The Future of Computers as Trucks

Today, I realised something curious. The way I consume content on computers has shifted significantly over the last decade, but the way I create content has barely changed at all.

On the consumption side, I now have my iPad and my iPhone and my Kindle. I can carry the web in my pocket, I can pinch and zoom and tap and stream my media while comfortably reclining on the sofa or at the beach, and do all this on devices with battery lives measured in days, not hours. The concept of “lifestyle computing” barely existed a decade ago. Now it’s the dominant form of computing.

When I want to make stuff, though, I open up a laptop that’s fundamentally the same as the one I used a decade ago. My MacBook Pro is lighter and faster and in every way better than my ridiculous old iBook, but it’s the product of a series of refinements as opposed to rethinkings. I then boot into Mac OS X (again, at 10.8, a more refined version of the original 10.0 I ran on my iBook in 2001) and open up the latest version of Photoshop or Illustrator or Word or Final Cut or Cinema 4D… all applications that rely on the same UI paradigms introduced in their version 1s in the mid-’90s or late ’80s. I could theoretically jump back a decade and work fairly comfortably (I’d probably swear a lot, but I could get the same work done, even if much more slowly).

It should be made clear that I’m not complaining. I love my MacBook, I love Mac OS X, and I love (most of) the applications I use. My workflow is pretty awesome. In fact, far from complaining, I actually can’t think of any significant way I could improve on my setup. Sure, you could make it a bit faster, increase the internal storage, and make my Thunderbolt Display a bit crisper, but I can’t think of any way to significantly change how I get stuff done.

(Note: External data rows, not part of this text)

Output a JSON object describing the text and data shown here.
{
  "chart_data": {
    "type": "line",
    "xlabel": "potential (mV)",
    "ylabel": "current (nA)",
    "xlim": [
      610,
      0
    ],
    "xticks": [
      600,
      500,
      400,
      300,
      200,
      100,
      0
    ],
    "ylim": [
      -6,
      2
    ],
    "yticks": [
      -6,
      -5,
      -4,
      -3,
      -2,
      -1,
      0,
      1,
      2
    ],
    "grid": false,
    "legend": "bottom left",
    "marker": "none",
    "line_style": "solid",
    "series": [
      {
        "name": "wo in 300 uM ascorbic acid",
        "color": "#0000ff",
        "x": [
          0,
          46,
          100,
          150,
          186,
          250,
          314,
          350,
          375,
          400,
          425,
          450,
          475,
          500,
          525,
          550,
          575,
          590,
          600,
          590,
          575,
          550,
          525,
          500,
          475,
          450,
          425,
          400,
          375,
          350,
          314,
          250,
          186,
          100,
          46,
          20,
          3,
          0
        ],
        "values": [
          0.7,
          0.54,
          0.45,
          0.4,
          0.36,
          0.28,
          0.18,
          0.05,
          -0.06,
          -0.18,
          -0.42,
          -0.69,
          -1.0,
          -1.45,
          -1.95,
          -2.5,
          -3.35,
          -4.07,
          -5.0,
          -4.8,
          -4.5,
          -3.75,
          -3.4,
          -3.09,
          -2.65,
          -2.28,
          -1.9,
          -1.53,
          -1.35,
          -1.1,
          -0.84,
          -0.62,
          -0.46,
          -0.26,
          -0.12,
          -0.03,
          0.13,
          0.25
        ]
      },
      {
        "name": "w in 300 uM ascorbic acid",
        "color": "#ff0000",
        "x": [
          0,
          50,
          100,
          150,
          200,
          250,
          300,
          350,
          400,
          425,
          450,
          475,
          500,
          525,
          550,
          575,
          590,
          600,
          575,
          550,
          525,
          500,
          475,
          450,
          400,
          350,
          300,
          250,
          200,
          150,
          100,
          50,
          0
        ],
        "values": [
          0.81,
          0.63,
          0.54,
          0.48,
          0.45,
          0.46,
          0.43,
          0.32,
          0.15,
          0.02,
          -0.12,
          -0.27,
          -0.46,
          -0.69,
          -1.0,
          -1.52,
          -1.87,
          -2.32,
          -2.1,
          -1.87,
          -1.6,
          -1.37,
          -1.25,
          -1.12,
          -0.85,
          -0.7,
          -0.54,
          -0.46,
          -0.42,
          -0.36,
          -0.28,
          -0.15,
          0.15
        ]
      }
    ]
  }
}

So, what I’m simply curious about is this: in another decade, will I be creating on a refined version of my laptop, using a refined version of my applications and OS? How about in twenty years or fifty? Hardware keyboards have existed for well over a century and a half, so it seems pretty unlikely they’ll be superseded over the coming decades. The mouse and trackpad are fantastic user interface devices, and I find it pretty difficult to believe they’ll be replaced entirely by touch interfaces at the pro level. I find it difficult to believe that windowed operating systems (like ‘Classic’ Windows and Mac OS X) will be replaced by anything that looks or works significantly differently. Similarly, while Microsoft and Apple and Google are each attempting to abstract away the file system on their lifestyle computing devices, I can’t see how transitioning away from the existing hierarchical, folder-based file system would make life any easier for those with more complex needs.

Steve Jobs made the point in 2010 that Macs and PCs are like “trucks” – invaluable for intensive use, but overkill for most. He used this to suggest that Mac and PC innovation has stagnated as there’s now very little left to refine. (This attitude probably explains why Apple have shoved the Mac Pro into Limbo).

I think there’s a real possibility that the Mac/PC, as it currently exists, is virtually impossible to improve upon in any significant (as in: revolutionary, as opposed to evolutionary) sense, though I’m equally sure that anybody that’s even made that claim has ended up looking a fool over the long term.

I can see insane advances in lifestyle computing coming in the medium term (tiny, wearable computers, holographic screens, voice interaction, and so on), but I can’t see how any of these shifts will profoundly affect those who use computers as professional creation devices. I can see somebody in a hundred years getting up, brewing a coffee, and booting up a computer that I would recognise. No Minority Report stuff – just a guy or girl at a desk, moving a mouse, clicking a keyboard, and seeing their creation unfurl onscreen. For the most intensive stuff, this core setup seems extremely hard to beat, and I think it will still be hard to beat even in an age of augmented reality goggles and super-realistic haptic feedback devices.

What I wonder is… am I just not thinking hard enough? How could we fundamentally change what a Mac/PC is in order to make it a better truck? (And please don’t tell me the answer is the Surface Pro).